Aunque pensemos que se trata de un problema muy actual, la compleja relación entre democracia e información en realidad es muy antigua. Por supuesto, la llegada de la sociedad de la comunicación, de la “infoesfera”, de las “generaciones conectadas”, determina un enorme salto cualitativo-cuantitativo. Pero los Padres de la Revolución americana, fundadores de la democracia viva más antigua, ya habían analizado a fondo la relación entre información y democracia, considerando la calidad de la primera esencial e indispensable para la eficacia de la segunda. 

Thomas Jefferson, por ejemplo, en 1786-87}, en los primeros años de los EE.UU., creía que la libertad de los norteamericanos dependía de la libertad de prensa, que “no podía limitarse sin perderse”, tanto que llegó a afirmar: “si tuviera que decidir si deberíamos tener un gobierno sin periódicos, o periódicos sin gobierno, no dudaría un momento en preferir estos últimos”. 
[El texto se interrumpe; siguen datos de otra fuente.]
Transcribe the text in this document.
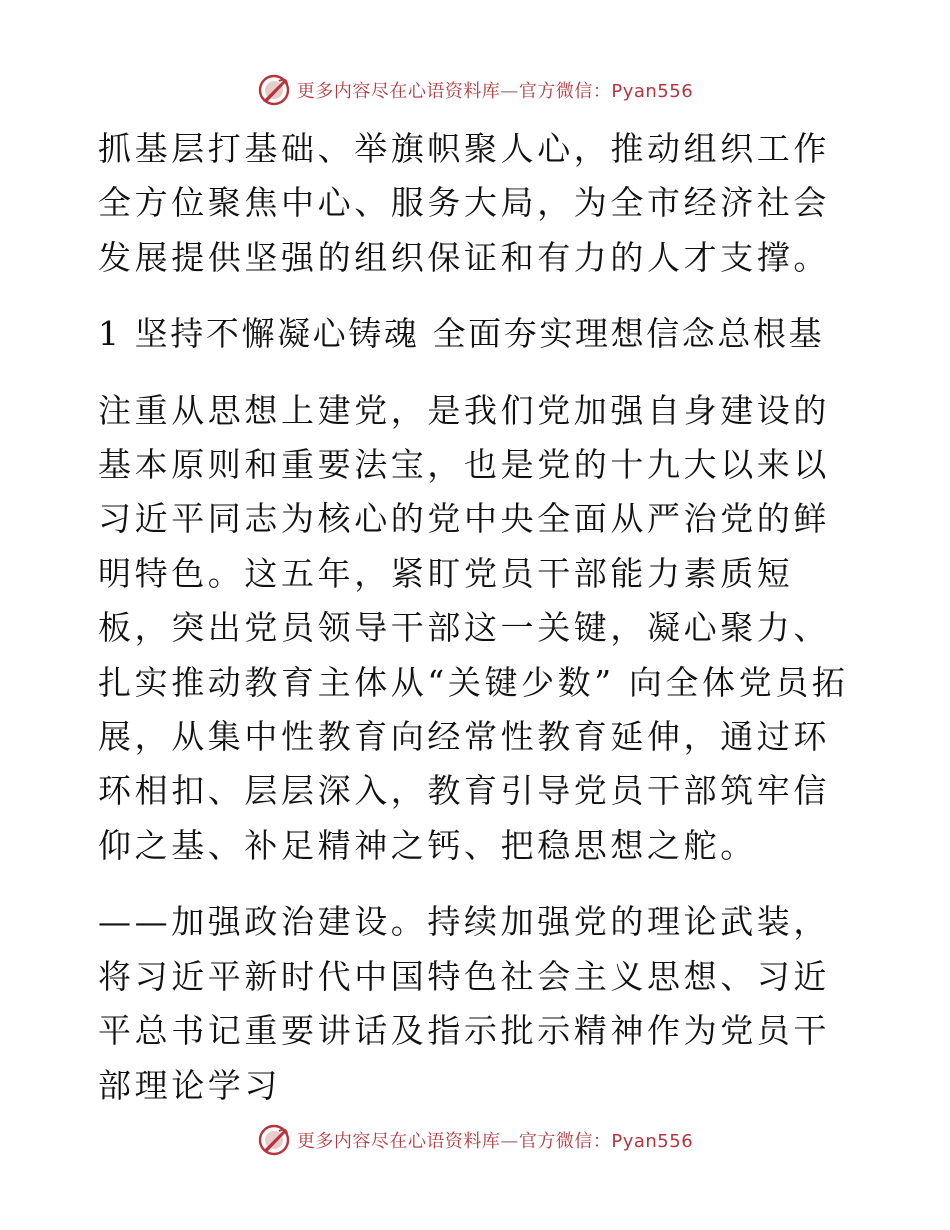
更多内容尽在心语资料库—官方微信：Pyan556

抓基层打基础、举旗帜聚人心，推动组织工作全方位聚焦中心、服务大局，为全市经济社会发展提供坚强的组织保证和有力的人才支撑。

1 坚持不懈凝心铸魂 全面夯实理想信念总根基

注重从思想上建党，是我们党加强自身建设的基本原则和重要法宝，也是党的十九大以来以习近平同志为核心的党中央全面从严治党的鲜明特色。这五年，紧盯党员干部能力素质短板，突出党员领导干部这一关键，凝心聚力、扎实推动教育主体从“关键少数” 向全体党员拓展，从集中性教育向经常性教育延伸，通过环环相扣、层层深入，教育引导党员干部筑牢信仰之基、补足精神之钙、把稳思想之舵。

——加强政治建设。持续加强党的理论武装，将习近平新时代中国特色社会主义思想、习近平总书记重要讲话及指示批示精神作为党员干部理论学习

更多内容尽在心语资料库—官方微信：Pyan556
Sin embargo, a lo largo de su vida, esta opinión cambió. Después de dos mandatos como presidente, hacia 1810, se había convencido de que el libre intercambio de la prensa, más que generar calidad, generaba manipulación: “la realidad es que el público, en lugar de estar informado, es a menudo engañado por falsedades difundidas sin escrúpulos” (1807).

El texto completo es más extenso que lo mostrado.